Gordon Murray may be best known for creating the vaunted McLaren F1 supercar two decades ago, but his latest projects are on the other end of the automotive spectrum: small city cars. He’s been crafting an efficient city car, dubbed the T25, and has more cars like the T25 in the product pipeline — as well as another supercar like the F1. Here’s a look at his future product plans.
T25: We’ve been hearing about the incredibly small, gasoline-powered T25 city car, capable of achieving 100 mpg on the Euro cycle, for some time now. It’s powered by a 660-cc Mitsubishi I-3 that produces a meager 51 horsepower and 42 pound-feet of torque, which is perfectly acceptable given the car’s 1320 pound curb weight and smaller-than-a-Smart-Fortwo size. It will cost roughly $9400 when it goes on sale.
This will be the first car from Gordon Murray Design manufactured using his patented iStream manufacturing process. Murray’s iStream manufacturing process significantly reduces the amount of capital and space needed to produce a car. Additionally, iStream allows factories to emit far less pollution.
Murray’s company itself won’t produce the T25, but will license the car and the manufacturing process out to another company, possibly an automaker or even a company such as Sony or Virgin. According to Murray, the global recession delayed plans for signing a licensing agreement, but a deal should be inked within the next six to nine months.

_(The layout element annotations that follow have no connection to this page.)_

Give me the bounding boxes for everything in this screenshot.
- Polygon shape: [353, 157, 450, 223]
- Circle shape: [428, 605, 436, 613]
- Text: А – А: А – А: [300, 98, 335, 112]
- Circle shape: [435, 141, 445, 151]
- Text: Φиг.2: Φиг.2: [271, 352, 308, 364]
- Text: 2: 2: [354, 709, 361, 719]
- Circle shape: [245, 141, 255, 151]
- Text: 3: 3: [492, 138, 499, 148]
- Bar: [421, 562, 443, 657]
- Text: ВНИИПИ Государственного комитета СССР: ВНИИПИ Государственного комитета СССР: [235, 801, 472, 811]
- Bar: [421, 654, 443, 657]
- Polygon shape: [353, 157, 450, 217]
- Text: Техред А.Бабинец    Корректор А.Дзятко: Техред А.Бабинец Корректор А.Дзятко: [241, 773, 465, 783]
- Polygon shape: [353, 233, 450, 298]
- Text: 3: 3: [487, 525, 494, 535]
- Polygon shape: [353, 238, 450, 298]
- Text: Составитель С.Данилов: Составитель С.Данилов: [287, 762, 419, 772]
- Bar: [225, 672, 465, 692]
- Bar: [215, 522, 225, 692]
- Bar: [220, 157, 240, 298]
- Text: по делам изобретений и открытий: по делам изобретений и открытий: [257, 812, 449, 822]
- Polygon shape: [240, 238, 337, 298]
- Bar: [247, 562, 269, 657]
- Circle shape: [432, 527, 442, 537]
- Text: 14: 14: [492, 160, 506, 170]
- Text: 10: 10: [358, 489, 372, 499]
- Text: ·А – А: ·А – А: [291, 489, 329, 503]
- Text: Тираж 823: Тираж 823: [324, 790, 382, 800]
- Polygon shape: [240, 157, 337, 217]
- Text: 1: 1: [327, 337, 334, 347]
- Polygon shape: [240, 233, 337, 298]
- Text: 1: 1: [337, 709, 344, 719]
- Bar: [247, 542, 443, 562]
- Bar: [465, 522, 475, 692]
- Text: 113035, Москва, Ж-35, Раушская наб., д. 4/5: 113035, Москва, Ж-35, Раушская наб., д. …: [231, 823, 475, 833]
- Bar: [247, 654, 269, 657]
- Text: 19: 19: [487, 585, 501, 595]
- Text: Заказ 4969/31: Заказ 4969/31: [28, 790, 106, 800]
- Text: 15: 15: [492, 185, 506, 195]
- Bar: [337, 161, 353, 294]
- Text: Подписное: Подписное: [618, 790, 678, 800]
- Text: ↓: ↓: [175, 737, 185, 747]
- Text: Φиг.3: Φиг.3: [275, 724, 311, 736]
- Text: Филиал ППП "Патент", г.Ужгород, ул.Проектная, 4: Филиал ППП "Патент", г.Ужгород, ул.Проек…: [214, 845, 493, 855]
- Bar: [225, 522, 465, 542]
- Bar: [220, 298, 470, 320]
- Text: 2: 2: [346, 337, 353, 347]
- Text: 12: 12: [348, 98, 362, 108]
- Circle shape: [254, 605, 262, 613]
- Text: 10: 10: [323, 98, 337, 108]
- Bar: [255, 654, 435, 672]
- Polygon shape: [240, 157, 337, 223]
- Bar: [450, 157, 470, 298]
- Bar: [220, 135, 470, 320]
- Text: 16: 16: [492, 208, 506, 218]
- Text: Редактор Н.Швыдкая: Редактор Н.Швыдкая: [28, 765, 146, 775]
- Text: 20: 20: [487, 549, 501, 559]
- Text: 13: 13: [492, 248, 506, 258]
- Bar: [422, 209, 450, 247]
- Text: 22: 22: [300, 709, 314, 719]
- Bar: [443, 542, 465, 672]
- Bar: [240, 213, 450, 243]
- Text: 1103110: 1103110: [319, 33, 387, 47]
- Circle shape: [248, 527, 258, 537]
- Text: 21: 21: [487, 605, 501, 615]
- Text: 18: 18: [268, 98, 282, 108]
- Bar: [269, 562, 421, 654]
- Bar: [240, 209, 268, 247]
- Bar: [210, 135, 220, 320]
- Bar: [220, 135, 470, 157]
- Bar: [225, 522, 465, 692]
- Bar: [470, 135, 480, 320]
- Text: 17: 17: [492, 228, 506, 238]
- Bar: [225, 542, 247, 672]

T26: The T26 chassis will be nearly identical to the T25. It will ride on the same platform and use the same engine as the T25, but feature a different body and is being developed for a potential [unspecified] Japanese customer. Like the T25, it could be manufactured using the iStream process.
T27: This is the other of Murray’s city cars we’ve been hearing about. It’s based on the T25, but rather than using a conventional gasoline powerplant, the T27 is propelled by a 25-kW (34 horsepower) electric motor from EV specialist Zytec. Power will come from a 12-kWh lithium-ion battery pack that should give the 1540-pound T27 a range between 80 and 100 miles. Murray revealed full specifications of the car in late May this year, when he revealed working prototypes will be running by April of next year. It will cost around $18,800 when it makes it to production.
T28: Unlike the three aforementioned Gordon Murray Design vehicles, which feature a unique three-seat layout, this car will be a four-seater. Details about the car are extremely thin, but it’s known that GMD is creating the T28 as a design study for a major automotive manufacturer. Although it features four seats, it’s unknown if the T28 will use the same main hatch entry/exit process as the T25, or if it will feature standard doors.[jj1]
T29: According to Murray, the T29 will be similar to the T26. It, too, will ride on the T25′s platform, but feature a unique “design stamp” for another manufacturer. This seems to indicate Murray is in talks with several different companies about simultaneously licensing the T25 platform and iStream manufacturing process.
T30: This one is U.S.-legal! It’s another iStream car, but will be larger than the previous ones. It’s being designed to meet all U.S. federal government crash regulations, and was commissioned by a U.S. client. No word on who the client is, or if the T30 will make its way Stateside.
T31: Murray is coy about the details on this car, but did reveal it’s another electric iStream car.
Supercar: This one is sure to get the blood of enthusiasts pumping. Murray says he has a nice idea about what to do for the supercar, but needs to set iStream licensing projects underway before tackling a supercar.
“It will be quite a shock to people. It won’t be another 1200 kilo[gram], 1600 kilo[gram], or two ton supercar trying to go 260 mph,” Murray told Britain’s Car Magazine, taking a stab at the Bugatti Veyron. “It will be the total antithesis of that, very limited in volume and it won’t be a million pounds [Sterling].”
Murray’s last penned the Mercedes-Benz SLR McLaren supercar, with a a 617-horsepower, supercharged, 5.4-liter V-8, but is trying to return to the roots of his famous McLaren F1 supercar. Murray says his next supercar will be very similar to the F1 in driving experience, extremely lightweight with copious amounts of power, and offer limited electronics in order to keep the driver involved. While electronics have made some cars perform extremely well, we know there’s nothing quite like the feeling of being able to say “I did that, not the computer.” We can’t wait to see the finished product.